Salutata dal crollo dei mercati mondiali e dal precipitare della sterlina a valori che si erano dimenticati nel tempo, Brexit rischia di azzerare l’intera classe politica del Paese. Anche sul leader laburista, Jeremy Corbyn si addensano infatti nubi spesse con i giovani turchi, e non solo, del partito che chiedono all’anziano esponente radicale di farsi da parte per aver malamente gestito la campgna elettorale. La sconfitta per Remain è infatti maturata nelle aree depresse del nord Inghilterra, terre di conquista del Labour. La replica di Jeremy Corbyn è per certi versi inattaccabile: il no all’Europa è stato (anche) un no all’austerità del governo Cameron.

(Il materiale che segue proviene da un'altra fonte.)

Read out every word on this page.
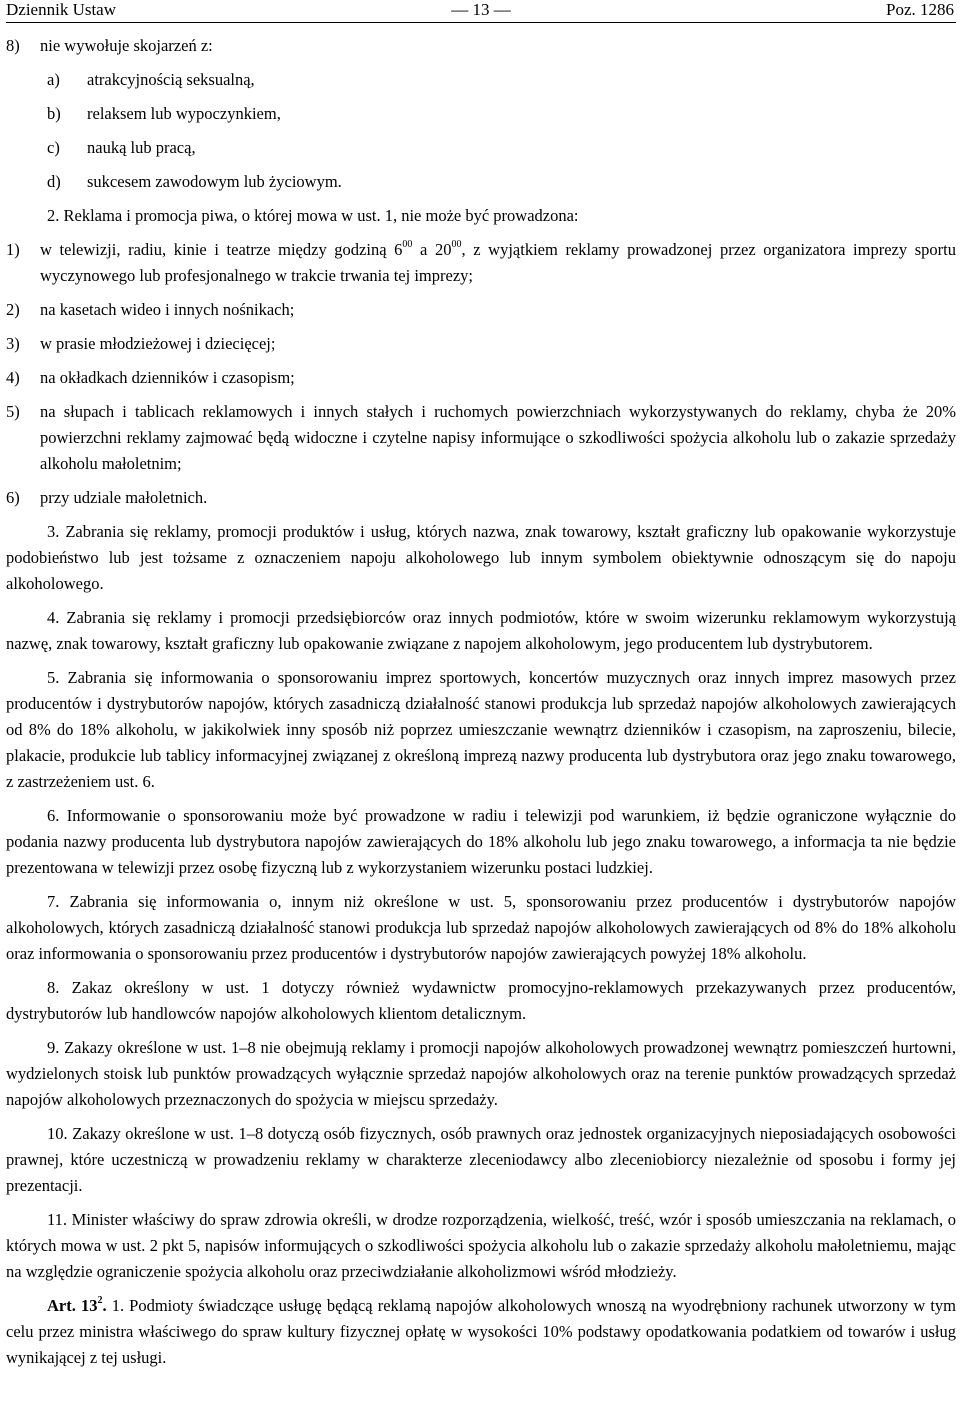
Dziennik Ustaw	— 13 —	Poz. 1286
8)	nie wywołuje skojarzeń z:
a)	atrakcyjnością seksualną,
b)	relaksem lub wypoczynkiem,
c)	nauką lub pracą,
d)	sukcesem zawodowym lub życiowym.

2. Reklama i promocja piwa, o której mowa w ust. 1, nie może być prowadzona:

1)	w telewizji, radiu, kinie i teatrze między godziną $6^{00}$ a $20^{00}$, z wyjątkiem reklamy prowadzonej przez organizatora imprezy sportu wyczynowego lub profesjonalnego w trakcie trwania tej imprezy;
2)	na kasetach wideo i innych nośnikach;
3)	w prasie młodzieżowej i dziecięcej;
4)	na okładkach dzienników i czasopism;
5)	na słupach i tablicach reklamowych i innych stałych i ruchomych powierzchniach wykorzystywanych do reklamy, chyba że 20% powierzchni reklamy zajmować będą widoczne i czytelne napisy informujące o szkodliwości spożycia alkoholu lub o zakazie sprzedaży alkoholu małoletnim;
6)	przy udziale małoletnich.

3. Zabrania się reklamy, promocji produktów i usług, których nazwa, znak towarowy, kształt graficzny lub opakowanie wykorzystuje podobieństwo lub jest tożsame z oznaczeniem napoju alkoholowego lub innym symbolem obiektywnie odnoszącym się do napoju alkoholowego.

4. Zabrania się reklamy i promocji przedsiębiorców oraz innych podmiotów, które w swoim wizerunku reklamowym wykorzystują nazwę, znak towarowy, kształt graficzny lub opakowanie związane z napojem alkoholowym, jego producentem lub dystrybutorem.

5. Zabrania się informowania o sponsorowaniu imprez sportowych, koncertów muzycznych oraz innych imprez masowych przez producentów i dystrybutorów napojów, których zasadniczą działalność stanowi produkcja lub sprzedaż napojów alkoholowych zawierających od 8% do 18% alkoholu, w jakikolwiek inny sposób niż poprzez umieszczanie wewnątrz dzienników i czasopism, na zaproszeniu, bilecie, plakacie, produkcie lub tablicy informacyjnej związanej z określoną imprezą nazwy producenta lub dystrybutora oraz jego znaku towarowego, z zastrzeżeniem ust. 6.

6. Informowanie o sponsorowaniu może być prowadzone w radiu i telewizji pod warunkiem, iż będzie ograniczone wyłącznie do podania nazwy producenta lub dystrybutora napojów zawierających do 18% alkoholu lub jego znaku towarowego, a informacja ta nie będzie prezentowana w telewizji przez osobę fizyczną lub z wykorzystaniem wizerunku postaci ludzkiej.

7. Zabrania się informowania o, innym niż określone w ust. 5, sponsorowaniu przez producentów i dystrybutorów napojów alkoholowych, których zasadniczą działalność stanowi produkcja lub sprzedaż napojów alkoholowych zawierających od 8% do 18% alkoholu oraz informowania o sponsorowaniu przez producentów i dystrybutorów napojów zawierających powyżej 18% alkoholu.

8. Zakaz określony w ust. 1 dotyczy również wydawnictw promocyjno-reklamowych przekazywanych przez producentów, dystrybutorów lub handlowców napojów alkoholowych klientom detalicznym.

9. Zakazy określone w ust. 1–8 nie obejmują reklamy i promocji napojów alkoholowych prowadzonej wewnątrz pomieszczeń hurtowni, wydzielonych stoisk lub punktów prowadzących wyłącznie sprzedaż napojów alkoholowych oraz na terenie punktów prowadzących sprzedaż napojów alkoholowych przeznaczonych do spożycia w miejscu sprzedaży.

10. Zakazy określone w ust. 1–8 dotyczą osób fizycznych, osób prawnych oraz jednostek organizacyjnych nieposiadających osobowości prawnej, które uczestniczą w prowadzeniu reklamy w charakterze zleceniodawcy albo zleceniobiorcy niezależnie od sposobu i formy jej prezentacji.

11. Minister właściwy do spraw zdrowia określi, w drodze rozporządzenia, wielkość, treść, wzór i sposób umieszczania na reklamach, o których mowa w ust. 2 pkt 5, napisów informujących o szkodliwości spożycia alkoholu lub o zakazie sprzedaży alkoholu małoletniemu, mając na względzie ograniczenie spożycia alkoholu oraz przeciwdziałanie alkoholizmowi wśród młodzieży.

Art. $13^2$. 1. Podmioty świadczące usługę będącą reklamą napojów alkoholowych wnoszą na wyodrębniony rachunek utworzony w tym celu przez ministra właściwego do spraw kultury fizycznej opłatę w wysokości 10% podstawy opodatkowania podatkiem od towarów i usług wynikającej z tej usługi.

La Gran Bretagna è stata piuttosto rapida nel mettere dietro le spalle le recriminazioni. Anche perché le cose da fare non sono poche se nutre qualche speranza di volere restare unita sotto una sola bandiera. A minacciare il contrario è stata la nazionalista Nicola Sturgeon, First minister del governo autonomo di Edimburgo. «È inaccettabile in base ai principi della democrazia che la Scozia – ha dichiarato con assoluta chiarezza – possa essere trascinata fuori dall’Unione europea. È chiaro che quanto è accaduto crea una quadro istituzionale radicalmente diverso pertanto un nuovo referendum sull’indipendenza scozzese è possibile ed è sul tavolo». Dovrà avvenire entro i due anni di negoziati euro-britannici previsti dall’articolo 50 dei trattati per evitare l’uscita di Edimburgo dall’Ue e poi le procedure del teorico rientro. Nicola Sturgeon è andata più in là, annunciando la sua volontà di partecipare alle trattative con i partner al fianco del futuro governo britannico. «Un tema – ha detto – che ho discusso anche con il sindaco di Londra Sadiq Khan» confermando di voler trovare una sponda nella capitale che si è confermato un bastione europeista.«Ospitiamo un milione di cittadini dell’Ue, gente che – ha ricordato il sindaco laburista - porta grandi benefici ed è assolutamente benvenuta». Londra cercherà nuovi poteri autonomi per replicare a Brexit ? È probabile.

D’altra anche Boris Johnson quando era primo cittadino della metropoli aspirava ad avere più spazio. Ora i margini per sè stesso li cercherà a Downing street. È il front runner della corsa alla successione per la leadership dei Tory e quindi per diventare premier. È stato lui a pilotare – insieme con Michael Gove – le truppe dei conservatori a rigettare l’Unione su una piattaforma che sfiora quella dell’Ukip il partito eurofobo di Nigel Farage. Ieri Boris Johnson ha voluto mettere molte miglia fra sè e Farage, il vero protagonista e indiscusso trionfatore di questo assurdo referendum. L’ex sindaco ha assunto il piglio da leader già prescelto, ha invitato alla calma e ha precisato che «non c’è alcuna fretta ad invocare l’articolo 50» che attiva l’addio del Regno dall’Unione.

«Quanto è accaduto – ha aggiunto Boris Johnson – è una grande opportunità, ma non vogliamo sollevare il ponte levatoio», ha detto, tessendo, non richiesto le lodi dell’Europa (non dell’Unione) . Non le parole – crediamo- che volevano sentire milioni di inglesi, quelli che si sono allineati dietro il biondo leader pronti a buttare a mare quarant’anni di cooperazione europea.